A tokenização de ativos tradicionais abriu uma dinâmica completamente nova. Quando o ouro é convertido em token na blockchain e negociado em mercados descentralizados, não há mais necessidade de esperar pela abertura da London Metal Exchange ou CME. Em vez disso, os mercados de ouro tokenizado criam uma função de “pré-mercado sombra”—sinalizando preços nos fins de semana, quando os mercados tradicionais estão fechados, acelerando o processo de descoberta de preço.

Essa ideia não é nova. Em 2020, a FTX—então a segunda maior bolsa do mundo—introduziu tokens de ações, permitindo que usuários negociassem ações tradicionais como Tesla e NVIDIA usando stablecoins. A visão estratégica era clara: obter poder de precificação na lacuna de tempo. Enquanto o mercado de ações dos EUA estava fechado, os tokens de ações da FTX podiam preencher o vazio, permitindo que usuários reagissem a anúncios da Tesla no sábado, antes da abertura do Nasdaq na segunda-feira.

Devido a limitações de liquidez e outros fatores, esse objetivo não foi totalmente realizado na época. Mas, seis anos depois, a tokenização retorna com ecossistemas mais robustos e infraestrutura mais poderosa. Polymarket e Hyperliquid deixaram de ser plataformas puramente de criptomoedas e se tornaram infraestrutura institucional para descoberta de preços e agregação de informações em ativos tradicionais.

A verdadeira luta: o direito de determinar o preço

A questão central é simples: o direito de determinar o preço é um dos direitos mais importantes na infraestrutura financeira. Quando começaram, os comerciantes de ovos e manteiga de Chicago organizaram-se porque precisavam de um espaço para fixar preços e transferir riscos. A CME foi criada para atender a essa necessidade fundamental.

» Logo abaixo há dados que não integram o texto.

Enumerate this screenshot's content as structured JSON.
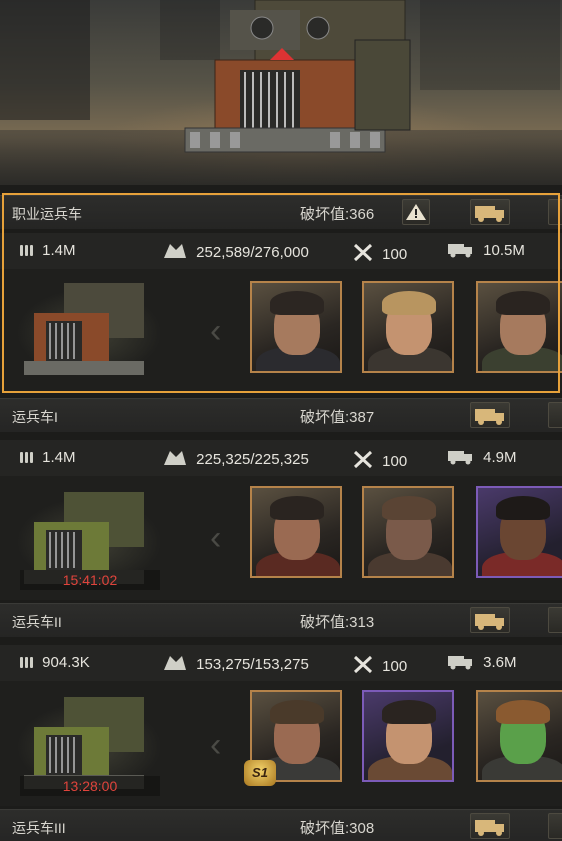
{
  "rows": [
    {
      "title": "职业运兵车",
      "power": "破坏值:366",
      "ammo": "1.4M",
      "health": "252,589/276,000",
      "repair": "100",
      "capacity": "10.5M",
      "timer": "",
      "selected": true
    },
    {
      "title": "运兵车I",
      "power": "破坏值:387",
      "ammo": "1.4M",
      "health": "225,325/225,325",
      "repair": "100",
      "capacity": "4.9M",
      "timer": "15:41:02",
      "selected": false
    },
    {
      "title": "运兵车II",
      "power": "破坏值:313",
      "ammo": "904.3K",
      "health": "153,275/153,275",
      "repair": "100",
      "capacity": "3.6M",
      "timer": "13:28:00",
      "selected": false
    },
    {
      "title": "运兵车III",
      "power": "破坏值:308"
    }
  ],
  "badge": "S1",
  "icons": {
    "ammo": "ammo-icon",
    "health": "health-icon",
    "repair": "wrench-icon",
    "capacity": "truck-load-icon",
    "warning": "warning-icon",
    "truck_button": "truck-icon"
  },
  "colors": {
    "selected_border": "#e6a13a",
    "timer": "#e0443c",
    "portrait_gold": "#b5834a",
    "portrait_purple": "#7c5bb8"
  }
}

Depois de mais de um século, a mesma lógica se repete na blockchain, mas com uma arquitetura descentralizada, operação 24/7, e participantes globais. Os antigos traders de ovos de Chicago tornaram-se especuladores globais na Polymarket. Os traders de petróleo, que antes precisariam esperar pela segunda-feira, agora negociam em tempo real na Hyperliquid.

A visão superficial diz que “o mercado negocia ovos.” Mas a verdade mais profunda é mais convincente: o mercado luta pelo direito de determinar o preço. E a lição importante é esta: na era do blockchain, esse direito não é mais exclusivo de Wall Street ou dos grandes players institucionais. Está acessível a qualquer pessoa com conexão à internet e capacidade de analisar dados. A revolução não é dramática—como os futuros de ovos de antigamente—ela acontece rapidamente, deixando o sistema tradicional com poucos passos de vantagem.

Ovos são apenas um exemplo; os ativos tradicionais que podem ser negociados na Polymarket estão crescendo: petróleo bruto, ouro, prata, dados imobiliários, indicadores de habitação e muitos outros. Cada um reflete uma mudança significativa na forma como os mercados financeiros descobrem preços na era moderna.